12.2 Severability. If any provision is invalid, remaining provisions shall remain in full force.
12.3 Integration. This Instrument constitutes the entire durable power of attorney for health care and supersedes prior inconsistent directives.
12.4 Copies. Photostatic or electronic copies shall be deemed originals and may be relied upon by third parties.
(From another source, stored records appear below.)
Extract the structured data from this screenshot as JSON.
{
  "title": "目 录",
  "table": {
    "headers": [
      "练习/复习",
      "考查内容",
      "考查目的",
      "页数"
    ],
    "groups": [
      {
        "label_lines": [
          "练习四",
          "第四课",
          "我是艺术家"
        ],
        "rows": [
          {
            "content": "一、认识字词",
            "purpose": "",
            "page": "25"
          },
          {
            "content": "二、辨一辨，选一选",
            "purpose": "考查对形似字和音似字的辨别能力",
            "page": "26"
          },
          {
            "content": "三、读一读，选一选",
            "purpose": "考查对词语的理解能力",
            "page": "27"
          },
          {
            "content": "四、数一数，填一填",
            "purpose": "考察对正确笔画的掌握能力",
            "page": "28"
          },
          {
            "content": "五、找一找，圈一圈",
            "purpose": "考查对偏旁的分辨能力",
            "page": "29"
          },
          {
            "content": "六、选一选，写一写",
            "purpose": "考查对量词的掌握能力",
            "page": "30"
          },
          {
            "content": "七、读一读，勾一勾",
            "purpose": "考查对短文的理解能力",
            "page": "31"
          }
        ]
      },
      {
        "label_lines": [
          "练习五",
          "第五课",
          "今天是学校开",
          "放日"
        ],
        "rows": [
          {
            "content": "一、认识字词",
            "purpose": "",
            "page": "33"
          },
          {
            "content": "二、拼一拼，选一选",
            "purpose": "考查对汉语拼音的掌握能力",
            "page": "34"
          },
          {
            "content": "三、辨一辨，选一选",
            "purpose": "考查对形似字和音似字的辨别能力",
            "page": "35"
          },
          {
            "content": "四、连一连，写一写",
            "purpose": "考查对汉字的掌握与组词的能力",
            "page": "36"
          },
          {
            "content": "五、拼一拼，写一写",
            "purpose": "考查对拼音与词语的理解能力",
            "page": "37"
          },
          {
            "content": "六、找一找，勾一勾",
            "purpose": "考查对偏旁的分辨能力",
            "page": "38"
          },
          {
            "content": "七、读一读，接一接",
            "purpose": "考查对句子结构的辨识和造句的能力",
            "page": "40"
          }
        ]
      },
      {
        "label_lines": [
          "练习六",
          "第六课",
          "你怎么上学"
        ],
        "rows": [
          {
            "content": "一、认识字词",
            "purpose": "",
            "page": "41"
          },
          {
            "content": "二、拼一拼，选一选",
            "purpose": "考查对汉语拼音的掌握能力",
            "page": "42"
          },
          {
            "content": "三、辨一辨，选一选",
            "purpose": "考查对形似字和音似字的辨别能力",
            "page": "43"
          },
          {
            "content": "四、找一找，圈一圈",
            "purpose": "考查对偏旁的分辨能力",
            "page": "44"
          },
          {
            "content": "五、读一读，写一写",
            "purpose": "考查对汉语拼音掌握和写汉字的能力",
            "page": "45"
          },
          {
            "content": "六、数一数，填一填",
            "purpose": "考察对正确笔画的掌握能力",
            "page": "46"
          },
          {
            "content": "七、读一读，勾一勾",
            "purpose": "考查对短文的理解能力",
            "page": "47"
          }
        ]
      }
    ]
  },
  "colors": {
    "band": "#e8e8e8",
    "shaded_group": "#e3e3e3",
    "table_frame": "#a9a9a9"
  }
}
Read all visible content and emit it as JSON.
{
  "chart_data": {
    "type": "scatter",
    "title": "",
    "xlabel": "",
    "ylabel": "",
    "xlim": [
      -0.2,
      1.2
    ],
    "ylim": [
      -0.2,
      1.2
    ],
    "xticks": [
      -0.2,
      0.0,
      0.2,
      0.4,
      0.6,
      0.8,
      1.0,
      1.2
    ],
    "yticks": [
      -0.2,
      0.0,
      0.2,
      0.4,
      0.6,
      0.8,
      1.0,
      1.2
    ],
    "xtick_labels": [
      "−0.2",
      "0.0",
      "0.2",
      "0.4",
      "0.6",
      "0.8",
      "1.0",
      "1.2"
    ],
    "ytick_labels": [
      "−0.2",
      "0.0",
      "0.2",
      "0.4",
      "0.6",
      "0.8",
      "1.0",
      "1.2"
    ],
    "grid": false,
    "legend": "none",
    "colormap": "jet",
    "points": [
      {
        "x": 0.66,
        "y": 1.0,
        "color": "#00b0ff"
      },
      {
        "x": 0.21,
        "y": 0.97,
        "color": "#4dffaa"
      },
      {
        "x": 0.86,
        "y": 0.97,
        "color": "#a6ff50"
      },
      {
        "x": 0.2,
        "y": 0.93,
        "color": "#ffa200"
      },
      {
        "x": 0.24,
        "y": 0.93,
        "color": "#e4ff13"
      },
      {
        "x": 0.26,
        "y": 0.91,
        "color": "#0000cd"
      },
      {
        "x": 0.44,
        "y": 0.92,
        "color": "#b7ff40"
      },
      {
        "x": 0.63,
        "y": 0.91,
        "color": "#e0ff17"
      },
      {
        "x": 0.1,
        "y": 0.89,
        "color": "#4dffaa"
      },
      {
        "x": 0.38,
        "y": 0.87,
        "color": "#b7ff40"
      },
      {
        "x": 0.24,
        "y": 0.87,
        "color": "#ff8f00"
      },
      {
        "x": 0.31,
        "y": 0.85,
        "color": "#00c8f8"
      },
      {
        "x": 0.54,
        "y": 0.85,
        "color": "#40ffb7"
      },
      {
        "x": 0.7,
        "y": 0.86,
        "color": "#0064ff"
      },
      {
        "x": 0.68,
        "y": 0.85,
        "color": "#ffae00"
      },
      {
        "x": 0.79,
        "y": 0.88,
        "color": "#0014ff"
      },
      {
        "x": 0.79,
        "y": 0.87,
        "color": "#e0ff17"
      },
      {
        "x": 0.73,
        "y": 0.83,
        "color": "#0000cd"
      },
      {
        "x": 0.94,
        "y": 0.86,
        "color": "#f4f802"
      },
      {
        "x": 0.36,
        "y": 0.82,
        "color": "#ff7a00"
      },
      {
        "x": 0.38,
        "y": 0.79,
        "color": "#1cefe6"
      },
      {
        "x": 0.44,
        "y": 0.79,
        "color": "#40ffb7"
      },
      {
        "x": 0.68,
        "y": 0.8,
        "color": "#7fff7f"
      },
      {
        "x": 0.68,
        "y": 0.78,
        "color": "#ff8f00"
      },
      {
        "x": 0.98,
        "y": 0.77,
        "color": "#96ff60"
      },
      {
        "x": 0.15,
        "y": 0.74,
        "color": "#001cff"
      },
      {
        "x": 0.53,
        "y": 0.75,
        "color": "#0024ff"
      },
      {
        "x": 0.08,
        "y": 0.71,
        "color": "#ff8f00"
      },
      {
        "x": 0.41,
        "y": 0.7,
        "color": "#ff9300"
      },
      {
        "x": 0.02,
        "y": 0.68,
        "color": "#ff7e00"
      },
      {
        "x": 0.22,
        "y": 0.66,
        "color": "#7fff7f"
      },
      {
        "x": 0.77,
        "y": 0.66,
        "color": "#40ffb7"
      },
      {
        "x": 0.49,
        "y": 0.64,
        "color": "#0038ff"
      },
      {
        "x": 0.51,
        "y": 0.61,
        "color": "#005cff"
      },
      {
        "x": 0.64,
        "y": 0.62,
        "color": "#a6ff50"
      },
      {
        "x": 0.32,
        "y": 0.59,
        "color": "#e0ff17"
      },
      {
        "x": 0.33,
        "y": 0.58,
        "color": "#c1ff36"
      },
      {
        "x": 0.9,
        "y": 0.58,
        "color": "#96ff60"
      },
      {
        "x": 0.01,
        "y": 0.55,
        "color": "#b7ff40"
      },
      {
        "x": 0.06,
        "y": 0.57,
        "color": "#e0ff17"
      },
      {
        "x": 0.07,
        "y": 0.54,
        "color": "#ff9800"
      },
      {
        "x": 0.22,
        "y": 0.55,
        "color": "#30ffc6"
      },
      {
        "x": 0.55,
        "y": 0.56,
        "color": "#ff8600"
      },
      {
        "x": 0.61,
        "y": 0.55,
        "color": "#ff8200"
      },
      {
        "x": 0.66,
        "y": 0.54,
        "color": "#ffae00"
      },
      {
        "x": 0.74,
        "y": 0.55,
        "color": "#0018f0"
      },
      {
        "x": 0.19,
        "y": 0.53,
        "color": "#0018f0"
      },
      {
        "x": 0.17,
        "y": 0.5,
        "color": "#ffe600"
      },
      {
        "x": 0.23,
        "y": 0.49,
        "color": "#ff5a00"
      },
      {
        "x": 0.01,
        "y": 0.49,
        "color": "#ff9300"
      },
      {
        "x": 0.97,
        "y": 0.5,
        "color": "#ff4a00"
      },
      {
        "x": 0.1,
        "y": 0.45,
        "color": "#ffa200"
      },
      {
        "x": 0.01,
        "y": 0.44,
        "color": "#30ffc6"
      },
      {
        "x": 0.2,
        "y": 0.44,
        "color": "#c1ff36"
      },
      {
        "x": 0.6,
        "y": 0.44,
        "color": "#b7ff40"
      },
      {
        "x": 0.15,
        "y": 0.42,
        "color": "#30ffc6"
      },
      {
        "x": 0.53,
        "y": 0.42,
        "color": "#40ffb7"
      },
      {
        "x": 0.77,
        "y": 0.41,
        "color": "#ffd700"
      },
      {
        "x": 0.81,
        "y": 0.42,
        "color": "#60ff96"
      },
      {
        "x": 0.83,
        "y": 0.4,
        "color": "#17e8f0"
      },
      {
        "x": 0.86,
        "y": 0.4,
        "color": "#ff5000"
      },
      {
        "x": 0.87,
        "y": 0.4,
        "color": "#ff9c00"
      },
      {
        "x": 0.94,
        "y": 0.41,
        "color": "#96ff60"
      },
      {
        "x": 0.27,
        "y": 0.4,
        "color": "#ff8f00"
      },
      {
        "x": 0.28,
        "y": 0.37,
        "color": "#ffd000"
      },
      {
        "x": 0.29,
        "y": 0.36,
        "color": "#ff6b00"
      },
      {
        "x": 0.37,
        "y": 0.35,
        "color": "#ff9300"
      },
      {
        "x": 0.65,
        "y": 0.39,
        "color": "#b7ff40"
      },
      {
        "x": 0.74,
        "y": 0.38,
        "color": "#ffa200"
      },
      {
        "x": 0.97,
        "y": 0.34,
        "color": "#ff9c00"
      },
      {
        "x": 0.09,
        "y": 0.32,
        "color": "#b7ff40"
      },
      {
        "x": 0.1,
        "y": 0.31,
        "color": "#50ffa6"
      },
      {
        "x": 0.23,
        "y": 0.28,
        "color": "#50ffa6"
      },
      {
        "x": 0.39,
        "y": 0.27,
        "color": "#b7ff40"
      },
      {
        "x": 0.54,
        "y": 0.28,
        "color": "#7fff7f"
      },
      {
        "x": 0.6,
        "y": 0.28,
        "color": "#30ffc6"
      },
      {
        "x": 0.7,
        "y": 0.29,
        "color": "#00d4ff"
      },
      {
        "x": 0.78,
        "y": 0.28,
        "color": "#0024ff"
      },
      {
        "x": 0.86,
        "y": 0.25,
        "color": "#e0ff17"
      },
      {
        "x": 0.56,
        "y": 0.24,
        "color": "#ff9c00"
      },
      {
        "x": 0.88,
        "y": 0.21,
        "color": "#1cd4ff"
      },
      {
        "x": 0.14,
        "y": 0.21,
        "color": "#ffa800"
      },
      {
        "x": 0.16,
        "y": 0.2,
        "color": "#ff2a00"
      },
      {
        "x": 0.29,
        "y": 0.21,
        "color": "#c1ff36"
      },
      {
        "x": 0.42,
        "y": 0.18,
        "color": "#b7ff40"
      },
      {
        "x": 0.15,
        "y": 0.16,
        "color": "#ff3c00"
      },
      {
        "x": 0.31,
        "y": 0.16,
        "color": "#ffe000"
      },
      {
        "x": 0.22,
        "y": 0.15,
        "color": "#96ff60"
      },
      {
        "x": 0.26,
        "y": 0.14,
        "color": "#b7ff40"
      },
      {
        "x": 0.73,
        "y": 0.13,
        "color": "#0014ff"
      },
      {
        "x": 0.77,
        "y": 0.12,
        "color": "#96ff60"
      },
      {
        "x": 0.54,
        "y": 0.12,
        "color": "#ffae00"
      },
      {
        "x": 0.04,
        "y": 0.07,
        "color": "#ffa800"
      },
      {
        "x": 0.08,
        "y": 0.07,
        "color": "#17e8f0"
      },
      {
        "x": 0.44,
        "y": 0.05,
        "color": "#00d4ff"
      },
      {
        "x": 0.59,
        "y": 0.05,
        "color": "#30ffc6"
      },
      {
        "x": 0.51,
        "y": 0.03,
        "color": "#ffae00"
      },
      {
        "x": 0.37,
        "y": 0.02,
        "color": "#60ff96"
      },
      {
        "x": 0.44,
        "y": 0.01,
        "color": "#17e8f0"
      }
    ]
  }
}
12.5 Digital & Counterpart Signatures. Execution by electronic signature and in multiple counterparts is authorized to the fullest extent of law.
13. EXECUTION BLOCK
IN WITNESS WHEREOF, Principal has executed this Durable Power of Attorney for Health Care as of the Effective Date.
Principal:
[PRINCIPAL LEGAL NAME]
Signature Date: _______
14. WITNESS | NOTARY ACKNOWLEDGMENT
[// GUIDANCE: Nebraska requires EITHER two adult witnesses OR a notary acknowledgment.]
A. TWO-WITNESS STATEMENT
The undersigned witnesses affirm that (1) the Principal is personally known to them, (2) the Principal appeared to be of sound mind and under no duress, and (3) the Principal signed or acknowledged signing this Instrument in their presence.
Witness #1: ____ Date: _
Name & Address: ______
Witness #2: ____ Date: _
Name & Address: ______
OR
B. NOTARY PUBLIC
State of Nebraska )
County of __ ) ss.
On this ___ day of ____, 20__, before me, the undersigned Notary Public, personally appeared [PRINCIPAL NAME], known to me or satisfactorily proven to be the person whose name is subscribed to this Instrument, and acknowledged that he/she executed the same for the purposes therein contained.
Notary Public
My Commission Expires: _______
[// GUIDANCE: Attach any living will, organ donation form, or additional instructions as schedules.]